Background: Atrial flutter and atrial fibrillation are causes of morbidity in adults with an atrial septal defect. In this study, we attempted to identify risk factors for atrial flutter and fibrillation both before and after the surgical closure of an atrial septal defect.
Methods: We searched for preoperative and postoperative atrial flutter or fibrillation in 213 adult patients (82 men and 131 women) who underwent surgical closure of atrial septal defects because of symptoms, a substantial left-to-right shunt (ratio of pulmonary to systemic blood flow, >1.5:1), or both at Toronto Hospital between 1986 and 1997.

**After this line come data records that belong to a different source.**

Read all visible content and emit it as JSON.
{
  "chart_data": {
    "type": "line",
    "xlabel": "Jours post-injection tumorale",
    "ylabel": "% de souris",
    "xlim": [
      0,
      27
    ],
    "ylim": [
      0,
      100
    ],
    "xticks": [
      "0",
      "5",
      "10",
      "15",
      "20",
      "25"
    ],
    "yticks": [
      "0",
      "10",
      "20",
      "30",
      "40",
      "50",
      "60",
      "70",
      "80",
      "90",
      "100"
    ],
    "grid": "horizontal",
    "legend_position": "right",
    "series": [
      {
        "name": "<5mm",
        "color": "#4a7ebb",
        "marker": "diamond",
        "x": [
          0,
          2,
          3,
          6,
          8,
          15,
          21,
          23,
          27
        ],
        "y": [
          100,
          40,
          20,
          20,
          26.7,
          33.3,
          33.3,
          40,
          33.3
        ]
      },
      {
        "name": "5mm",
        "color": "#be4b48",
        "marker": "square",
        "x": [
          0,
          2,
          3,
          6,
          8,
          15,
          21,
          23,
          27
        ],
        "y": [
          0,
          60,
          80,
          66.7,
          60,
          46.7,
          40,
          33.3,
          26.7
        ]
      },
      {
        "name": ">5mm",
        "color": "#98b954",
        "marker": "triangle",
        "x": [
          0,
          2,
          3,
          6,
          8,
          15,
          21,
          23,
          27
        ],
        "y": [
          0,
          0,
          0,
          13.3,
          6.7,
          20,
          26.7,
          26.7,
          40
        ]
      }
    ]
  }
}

Results: Forty patients (19 percent) had sustained atrial flutter or fibrillation before surgery. As compared with the patients who did not have atrial flutter or fibrillation before surgery, those who did were older (59+/-11 vs. 37+/-13 years, P<0.001) and had higher mean pulmonary arterial pressures (25.0+/-9.7 vs. 19.7+/-8.2 mm Hg, P=0.001). There were no perioperative deaths. After a mean follow-up period of 3.8+/-2.5 years, 24 of the 40 patients (60 percent) continued to have atrial flutter or fibrillation. The mean age of these patients was greater than that of the 16 who converted to sinus rhythm (P=0.02). New-onset atrial flutter or atrial fibrillation was more likely to have developed at follow-up in patients who were older than 40 years at the time of surgery than in those who were 40 or younger (5 of 67 vs. 0 of 106, P=0.008). Late events (those occurring more than one month after surgery) included stroke in six patients (all but one with atrial flutter or fibrillation, one of whom died) and death from noncardiac causes in two patients. Multivariate analysis showed that older age (>40 years) at the time of surgery (P=0.001), the presence of preoperative atrial flutter or fibrillation (P<0.001), and the presence of postoperative atrial flutter or fibrillation or junctional rhythm (P=0.02) were predictive of late postoperative atrial flutter or fibrillation.
Conclusions: The risk of atrial flutter or atrial fibrillation in adults with atrial septal defects is related to the age at the time of surgical repair and the pulmonary arterial pressure. To reduce the morbidity associated with atrial flutter and fibrillation, the timely closure of atrial septal defects is warranted.